The company is confident it can compete with those rivals. It separately published a research paper for those who want a more exhaustive deep dive into the inner workings of the Meta Movie Gen models. In the paper, it claims a number of breakthroughs in model architecture, training objectives, data recipes, inference optimizations and evaluation protocols, and it believes these innovations enable Meta Movie Gen to significantly outperform its competitors.
That said, Meta concedes that there's still a lot of room for improvement in its models, and it's planning on making further optimizations to decrease inference time and improve the quality of the videos it generates.

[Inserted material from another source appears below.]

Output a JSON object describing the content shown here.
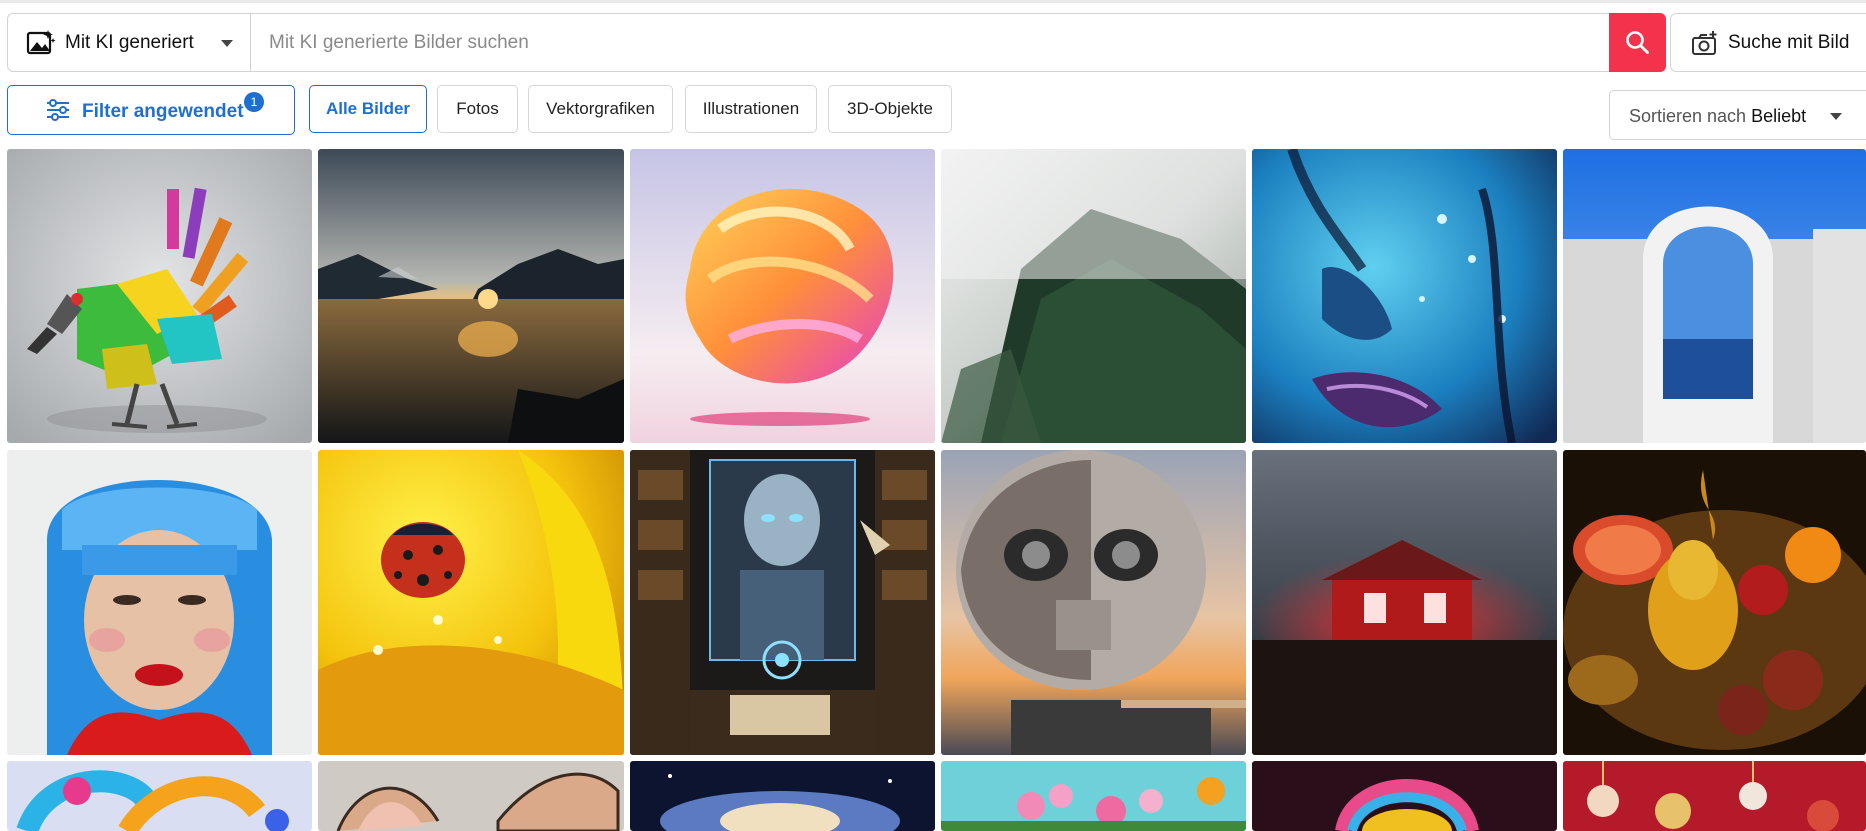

Holger Mueller of Constellation Research Inc. said generative AI has already revolutionized the way people write text, create images, understand documents and fix code, and the industry is now turning to the harder task of video creation.
"Creating film and video is a slow and expensive process that costs lots of money," Mueller said. "Meta is promising to give creators a faster and much more affordable alternative with Meta Movie Gen, and it could potentially democratize movie creation. If it does, it'll likely send a few shockwaves across the traditional movie industry."
Meta said the next steps involve working closely with filmmakers and other creators to integrate their feedback into the Meta Movie Gen models, with the goal being to come up with a finished product that's ultimately destined to appear on platforms like Facebook and Instagram.
"Imagine animating a 'day in the life' video to share on Reels and editing it using text prompts, or creating a customized animated birthday greeting for a friend and sending it to them on WhatsApp," the company said. "With creativity and self-expression taking charge, the possibilities are infinite."